Logement

« N’attendons pas pour nous mobiliser », conseille Pierre-René Lemas, directeur général de la CDC, aux acteurs du logement

Mots clés : Bâtiment d’habitation individuel - Logement social - Réforme de l'Etat

« Nous n’avons rien à gagner à attendre en permanence la législation du coup d’après », estime Pierre-René Lemas, directeur général de la Caisse des dépôts, à l’attention des professionnels du logement réunis lors du colloque organisé par AEF Habitat et Urbanisme, jeudi 12 juin 2014, sur le thème « Comment financer et orienter les politiques publiques en période de rigueur budgétaire : le cas du logement ». Il appelle donc les acteurs à « se mobiliser » pour répondre à la crise du logement. Pierre-René Lemas appelle par ailleurs à préserver le « modèle français » dans le secteur du logement, de l’urbanisme et de la construction qui « s’appuie sur un travail complémentaire » des acteurs privés et des organismes HLM.

« Je suis heureux d’être à nouveau à la tâche dans le secteur du logement », déclare Pierre-René Lemas, jeudi 12 juin 2014, en clôture du colloque organisé par AEF Habitat et Urbanisme sur le thème « Comment financer et orienter les politiques publiques en période de rigueur budgétaire : le cas du logement » (1). Il s’agit de la première intervention publique du nouveau directeur général de la Caisse des dépôts, nommé le 21 mai dernier, et qui a notamment par le passé dirigé l’OPH Paris Habitat de 2008 à 2011. « La dimension logement de la Caisse des dépôts est une dimension majeure », souligne-t-il.

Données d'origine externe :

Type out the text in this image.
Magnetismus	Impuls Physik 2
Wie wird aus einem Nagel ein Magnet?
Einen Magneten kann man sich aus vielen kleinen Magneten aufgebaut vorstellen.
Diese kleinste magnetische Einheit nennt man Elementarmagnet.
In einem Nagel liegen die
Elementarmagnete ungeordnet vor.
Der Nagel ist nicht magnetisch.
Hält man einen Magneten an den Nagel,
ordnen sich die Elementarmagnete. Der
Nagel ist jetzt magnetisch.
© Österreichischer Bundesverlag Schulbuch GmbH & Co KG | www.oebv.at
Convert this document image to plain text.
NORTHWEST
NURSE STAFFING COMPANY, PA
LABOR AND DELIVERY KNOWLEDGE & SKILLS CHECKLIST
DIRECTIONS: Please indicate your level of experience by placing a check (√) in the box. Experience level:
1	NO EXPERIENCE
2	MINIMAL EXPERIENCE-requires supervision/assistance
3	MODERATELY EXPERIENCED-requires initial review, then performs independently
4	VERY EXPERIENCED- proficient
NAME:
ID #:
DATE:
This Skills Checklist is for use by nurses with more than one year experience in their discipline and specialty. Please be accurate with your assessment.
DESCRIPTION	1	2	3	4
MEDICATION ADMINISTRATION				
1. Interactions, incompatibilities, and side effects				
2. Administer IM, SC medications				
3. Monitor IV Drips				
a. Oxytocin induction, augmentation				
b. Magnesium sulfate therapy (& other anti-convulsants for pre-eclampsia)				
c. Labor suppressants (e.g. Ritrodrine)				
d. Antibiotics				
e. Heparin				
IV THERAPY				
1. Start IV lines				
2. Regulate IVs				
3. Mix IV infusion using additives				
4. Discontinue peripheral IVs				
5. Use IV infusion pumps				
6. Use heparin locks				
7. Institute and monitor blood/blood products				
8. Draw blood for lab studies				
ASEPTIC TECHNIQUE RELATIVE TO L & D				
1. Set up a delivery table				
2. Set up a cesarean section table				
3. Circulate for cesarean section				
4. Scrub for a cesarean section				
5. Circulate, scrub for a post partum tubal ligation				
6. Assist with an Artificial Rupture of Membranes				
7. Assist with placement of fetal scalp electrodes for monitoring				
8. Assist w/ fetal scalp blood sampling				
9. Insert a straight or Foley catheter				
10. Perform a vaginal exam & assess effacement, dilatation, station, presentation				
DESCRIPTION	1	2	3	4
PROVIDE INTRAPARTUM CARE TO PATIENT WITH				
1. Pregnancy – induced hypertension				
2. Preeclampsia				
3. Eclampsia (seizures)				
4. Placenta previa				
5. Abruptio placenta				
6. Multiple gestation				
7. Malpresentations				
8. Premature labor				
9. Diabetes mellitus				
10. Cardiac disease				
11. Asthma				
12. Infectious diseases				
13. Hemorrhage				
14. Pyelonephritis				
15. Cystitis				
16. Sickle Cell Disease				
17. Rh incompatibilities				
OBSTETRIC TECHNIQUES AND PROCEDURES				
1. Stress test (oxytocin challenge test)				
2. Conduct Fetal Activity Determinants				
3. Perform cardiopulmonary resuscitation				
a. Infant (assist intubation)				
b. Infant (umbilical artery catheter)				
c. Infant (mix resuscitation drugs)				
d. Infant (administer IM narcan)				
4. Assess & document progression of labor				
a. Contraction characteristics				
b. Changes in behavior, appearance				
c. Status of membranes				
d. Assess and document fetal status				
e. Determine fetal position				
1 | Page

Pour Pierre-René Lemas, « il n’y a pas eu une année sans crise du logement, mais la crise que l’on connaît aujourd’hui n’est pas de la même nature que celle que nous connaissions à la fin des années 2000 ». Pour y répondre, il fait part de plusieurs idées auxquelles il est attaché. « La première, c’est que nous n’avons rien à gagner à attendre en permanence la législation du coup d’après, à attendre le texte réglementaire qui va ouvrir une brèche, qui correspond aujourd’hui à une porte close. Je pense que l’ensemble des professionnels doit avancer dans l’état actuel du droit, de l’économie, du contexte financier national et européen. Personne n’a le temps d’attendre la réforme qui va venir. » « Il faut avancer », insiste-t-il, « tout en se gardant de systématiser » sous l’effet d’une vision trop large des sujets comme c’est le « péché mignon de l’État ». Sous peine, prévient Pierre-René Lemas, de perdre de vue « l’objectif initial » et d’avancer « moins vite ».

 

« La Caisse des Dépôts doit être à vos côtés »


Et d’assurer les acteurs du logement du soutien de la Caisse des dépôts. « Nous avons battu des records de prêts, et les records sont faits pour être battus, on doit donc continuer », ajoute Pierre-René Lemas. Pour rappel, l’année 2013 a représenté « un record historique » de mobilisation du fonds d’épargne pour le secteur du logement social et de la politique de la ville, avec 16,4 milliards d’euros de prêts signés sur l’année, en croissance de 10 % par rapport à 2012. En la matière, il met l’accent sur la nécessité pour les fonds d’épargne de se mobiliser au service de la politique du logement, de la politique de la ville, « mais aussi des politiques d’infrastructures et des grands projets des collectivités locales », afin « d’éviter toute discontinuité » entre les univers du logement et de l’urbanisme. « C’est une orientation que nous allons porter avec Odile Renaud-Basso [directrice générale adjointe de la Caisse des dépôts et directrice des fonds d’épargne], et qui me semble importante pour l’avenir. »

Par ailleurs, Pierre-René Lemas fait part de « sa conviction » qu’il existe « un modèle français » en termes de logement, d’urbanisme et de construction qui « s’appuie sur un travail complémentaire des différents acteurs du secteur privé de la construction et de la promotion, et sur le rôle des organismes HLM, qui ne doivent pas être un outil destiné au logement en relégation des plus pauvres ». En ce sens, « évitons de nous désarmer collectivement vis-à-vis de Bruxelles, qui n’attend qu’une application très stricte des directives européennes pour dire qu’en dehors de quelques organismes qui logeront des très très pauvres, le reste revient au marché ». Sur ce point, l’USH s’est récemment inquiétée de la « définition résiduelle » donnée au logement social par la commission européenne.

« C’est de la mobilisation que peut naître la confiance à condition que l’ensemble du secteur du logement, de la construction et de l’urbanisme soit dynamique », conclut-il.

 

1) L’intervention de Pierre-René Lemas concluait les deux tables-rondes de la matinée sur le financement de la politique du logement, et sur les priorités pour répondre aux besoins sur les territoires.